As Fighting Spreads Southern Rakhine State, IDP Population Grows

Thursday, January 30, 2020

As fighting between the Burma Army and Arakan Army (AA) spreads from northern to southern Rakhine State, locals and civil society organizations say that the number of internally displaced people (IDPs) has increased by thousands.

The Rakhine Ethnic Congress (REC) reported there were more than 98,000 IDPs in Rakhine State as of December 2019, and 106,614 IDPs as of January 25, 2020. IDPs have reportedly increased in Ann, Myebon, Minbya, Rathedaung and Pauktaw townships.

“I realized that the AA’s troops began to deploy into southern Rakhine in September and October 2019. At that time, there were no clashes,” REC secretary Zaw Zaw Tun told NMG. “Clashes clearly spread into southern Rakhine State early this year. As a consequence of clashes spreading into southern Rakhine, at least 20,000 IDPs have increased in southern Rakhine State,” he estimated.

A local who spoke to NMG on the condition of anonymity said that more than 1,000 villagers from Maung-Phyu, Nga-San, and Kyauk-yan Thasi villages in Rathedaung Township had been seeking refuge in Yaybok village since January 24.

“Villagers fled into our Yaybok village when a military column of the Burma Army entered their village… They are still afraid to return,” the individual said.

REC said that more than 300 IDPs have arrived in Myebon Township since January 17.

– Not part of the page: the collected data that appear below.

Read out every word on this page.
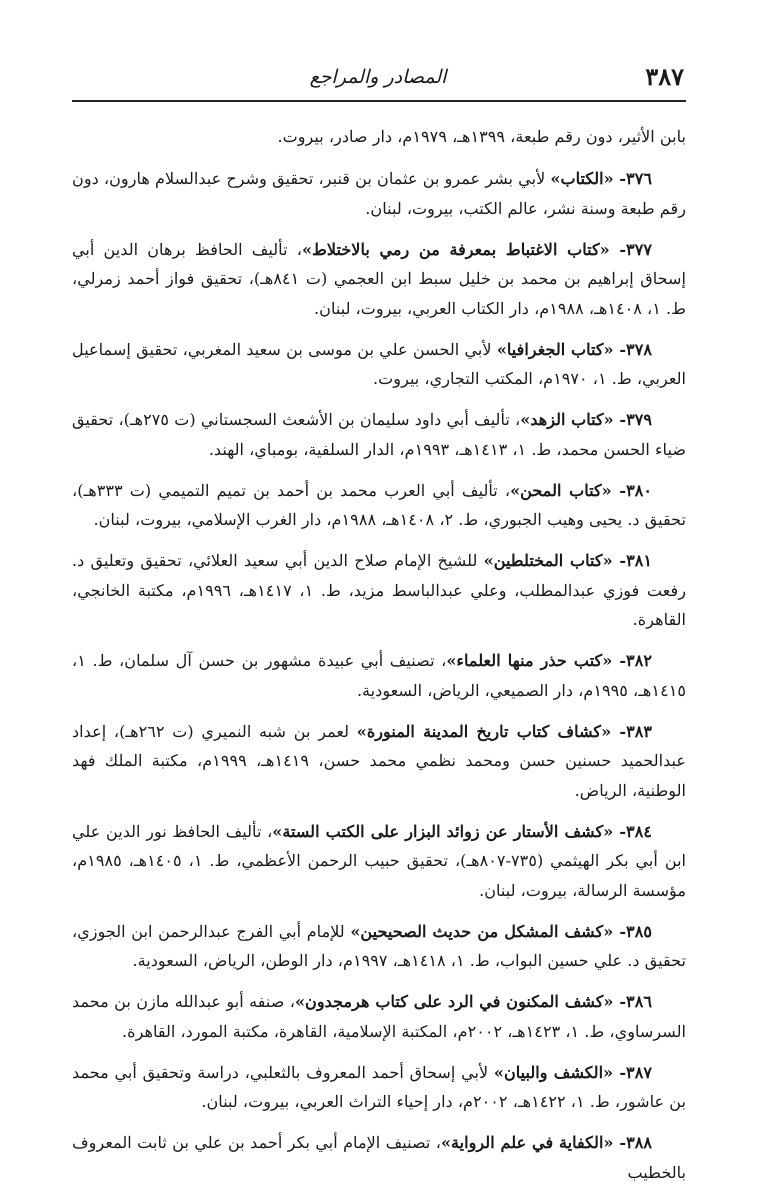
٣٨٧
المصادر والمراجع

بابن الأثير، دون رقم طبعة، ١٣٩٩هـ، ١٩٧٩م، دار صادر، بيروت.

٣٧٦- «الكتاب» لأبي بشر عمرو بن عثمان بن قنبر، تحقيق وشرح عبدالسلام هارون، دون رقم طبعة وسنة نشر، عالم الكتب، بيروت، لبنان.

٣٧٧- «كتاب الاغتباط بمعرفة من رمي بالاختلاط»، تأليف الحافظ برهان الدين أبي إسحاق إبراهيم بن محمد بن خليل سبط ابن العجمي (ت ٨٤١هـ)، تحقيق فواز أحمد زمرلي، ط. ١، ١٤٠٨هـ، ١٩٨٨م، دار الكتاب العربي، بيروت، لبنان.

٣٧٨- «كتاب الجغرافيا» لأبي الحسن علي بن موسى بن سعيد المغربي، تحقيق إسماعيل العربي، ط. ١، ١٩٧٠م، المكتب التجاري، بيروت.

٣٧٩- «كتاب الزهد»، تأليف أبي داود سليمان بن الأشعث السجستاني (ت ٢٧٥هـ)، تحقيق ضياء الحسن محمد، ط. ١، ١٤١٣هـ، ١٩٩٣م، الدار السلفية، بومباي، الهند.

٣٨٠- «كتاب المحن»، تأليف أبي العرب محمد بن أحمد بن تميم التميمي (ت ٣٣٣هـ)، تحقيق د. يحيى وهيب الجبوري، ط. ٢، ١٤٠٨هـ، ١٩٨٨م، دار الغرب الإسلامي، بيروت، لبنان.

٣٨١- «كتاب المختلطين» للشيخ الإمام صلاح الدين أبي سعيد العلائي، تحقيق وتعليق د. رفعت فوزي عبدالمطلب، وعلي عبدالباسط مزيد، ط. ١، ١٤١٧هـ، ١٩٩٦م، مكتبة الخانجي، القاهرة.

٣٨٢- «كتب حذر منها العلماء»، تصنيف أبي عبيدة مشهور بن حسن آل سلمان، ط. ١، ١٤١٥هـ، ١٩٩٥م، دار الصميعي، الرياض، السعودية.

٣٨٣- «كشاف كتاب تاريخ المدينة المنورة» لعمر بن شبه النميري (ت ٢٦٢هـ)، إعداد عبدالحميد حسنين حسن ومحمد نظمي محمد حسن، ١٤١٩هـ، ١٩٩٩م، مكتبة الملك فهد الوطنية، الرياض.

٣٨٤- «كشف الأستار عن زوائد البزار على الكتب الستة»، تأليف الحافظ نور الدين علي ابن أبي بكر الهيثمي (٧٣٥-٨٠٧هـ)، تحقيق حبيب الرحمن الأعظمي، ط. ١، ١٤٠٥هـ، ١٩٨٥م، مؤسسة الرسالة، بيروت، لبنان.

٣٨٥- «كشف المشكل من حديث الصحيحين» للإمام أبي الفرج عبدالرحمن ابن الجوزي، تحقيق د. علي حسين البواب، ط. ١، ١٤١٨هـ، ١٩٩٧م، دار الوطن، الرياض، السعودية.

٣٨٦- «كشف المكنون في الرد على كتاب هرمجدون»، صنفه أبو عبدالله مازن بن محمد السرساوي، ط. ١، ١٤٢٣هـ، ٢٠٠٢م، المكتبة الإسلامية، القاهرة، مكتبة المورد، القاهرة.

٣٨٧- «الكشف والبيان» لأبي إسحاق أحمد المعروف بالثعلبي، دراسة وتحقيق أبي محمد بن عاشور، ط. ١، ١٤٢٢هـ، ٢٠٠٢م، دار إحياء التراث العربي، بيروت، لبنان.

٣٨٨- «الكفاية في علم الرواية»، تصنيف الإمام أبي بكر أحمد بن علي بن ثابت المعروف بالخطيب
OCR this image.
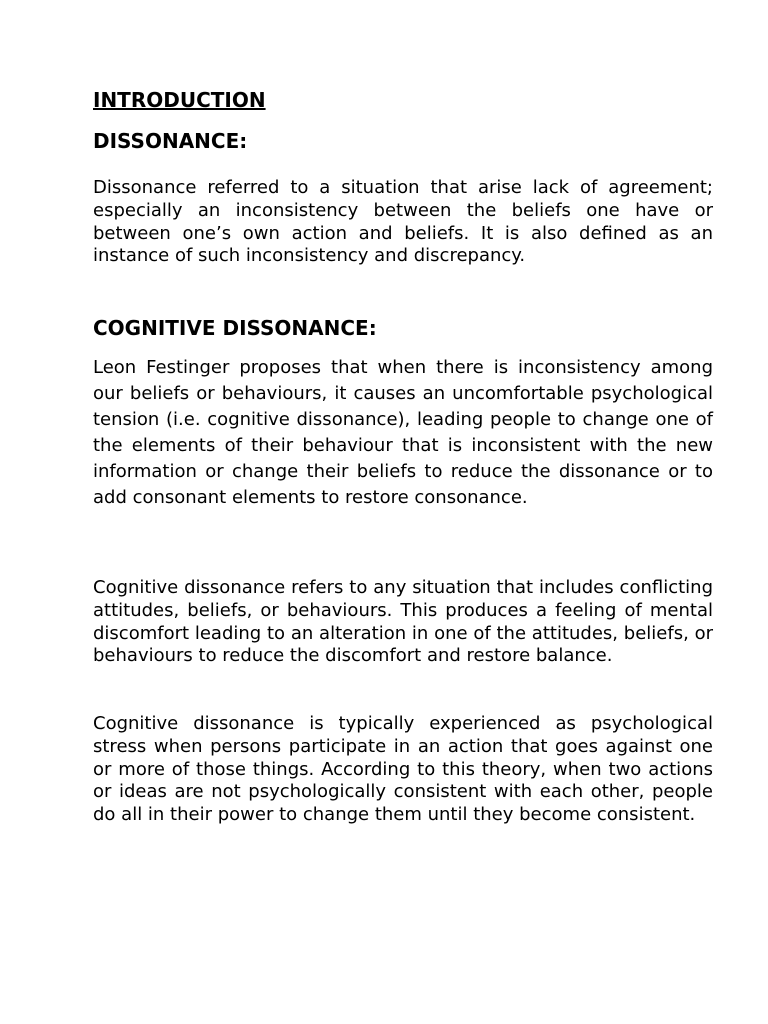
INTRODUCTION
DISSONANCE:

Dissonance referred to a situation that arise lack of agreement; especially an inconsistency between the beliefs one have or between one’s own action and beliefs. It is also defined as an instance of such inconsistency and discrepancy.

COGNITIVE DISSONANCE:

Leon Festinger proposes that when there is inconsistency among our beliefs or behaviours, it causes an uncomfortable psychological tension (i.e. cognitive dissonance), leading people to change one of the elements of their behaviour that is inconsistent with the new information or change their beliefs to reduce the dissonance or to add consonant elements to restore consonance.

Cognitive dissonance refers to any situation that includes conflicting attitudes, beliefs, or behaviours. This produces a feeling of mental discomfort leading to an alteration in one of the attitudes, beliefs, or behaviours to reduce the discomfort and restore balance.

Cognitive dissonance is typically experienced as psychological stress when persons participate in an action that goes against one or more of those things. According to this theory, when two actions or ideas are not psychologically consistent with each other, people do all in their power to change them until they become consistent.
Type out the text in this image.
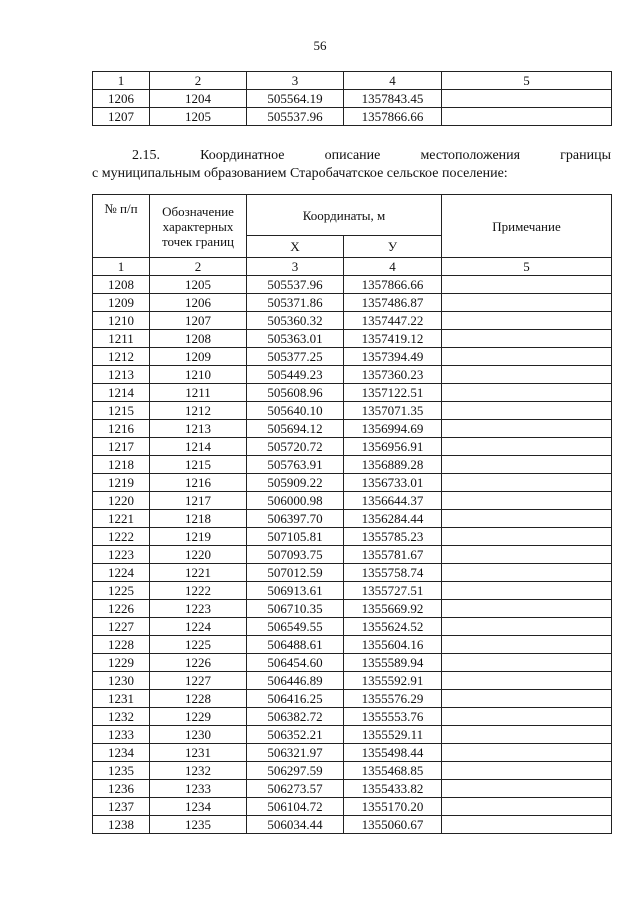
56
1	2	3	4	5
1206	1204	505564.19	1357843.45	
1207	1205	505537.96	1357866.66	
2.15.	Координатное	описание	местоположения	границы
с муниципальным образованием Старобачатское сельское поселение:
№ п/п	Обозначение характерных точек границ	Координаты, м		Примечание
		X	У	
1	2	3	4	5
1208	1205	505537.96	1357866.66	
1209	1206	505371.86	1357486.87	
1210	1207	505360.32	1357447.22	
1211	1208	505363.01	1357419.12	
1212	1209	505377.25	1357394.49	
1213	1210	505449.23	1357360.23	
1214	1211	505608.96	1357122.51	
1215	1212	505640.10	1357071.35	
1216	1213	505694.12	1356994.69	
1217	1214	505720.72	1356956.91	
1218	1215	505763.91	1356889.28	
1219	1216	505909.22	1356733.01	
1220	1217	506000.98	1356644.37	
1221	1218	506397.70	1356284.44	
1222	1219	507105.81	1355785.23	
1223	1220	507093.75	1355781.67	
1224	1221	507012.59	1355758.74	
1225	1222	506913.61	1355727.51	
1226	1223	506710.35	1355669.92	
1227	1224	506549.55	1355624.52	
1228	1225	506488.61	1355604.16	
1229	1226	506454.60	1355589.94	
1230	1227	506446.89	1355592.91	
1231	1228	506416.25	1355576.29	
1232	1229	506382.72	1355553.76	
1233	1230	506352.21	1355529.11	
1234	1231	506321.97	1355498.44	
1235	1232	506297.59	1355468.85	
1236	1233	506273.57	1355433.82	
1237	1234	506104.72	1355170.20	
1238	1235	506034.44	1355060.67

Local people said that more than 3,000 local people fled their villages in Ponnagyun Township at the end of December. More than 70 students have sought refuge in IDP camps due to gunfire at the Mahar Kangyi Shin pagoda and monastery in Kyauktaw town.

“Soldiers have carried out security checks at checkpoints in downtown Kyauktaw and on the Kyauktaw-Sittwe highway almost everyday. Local people are really scared. People are afraid when the army’s military column enters [an area], a Kyauktaw local told NMG.

On January 23, UNOCHA Myanmar reported that clashes were escalating in Rakhine State, the numbers of IDPS were increasing, and humanitarian assistance and IDP protection were needed.

“The number of IDPs is increasing. Neither the state nor Union government is showing any concern about it. They are not solving it. It’s really upsetting. I want to urge the Union government to solve this problem and to provide assistance to these IDPs,” Zaw Zaw Tun told NMG.

Local CSOs said that many IDPs do not come into IDP camps instead stay elsewhere, because of the lack of security and aid in the camps. Others remain trapped by clashes, and still more refuse to leave their village, afraid of losing their land or property. As a result, the exact number of IDPs remains unknown.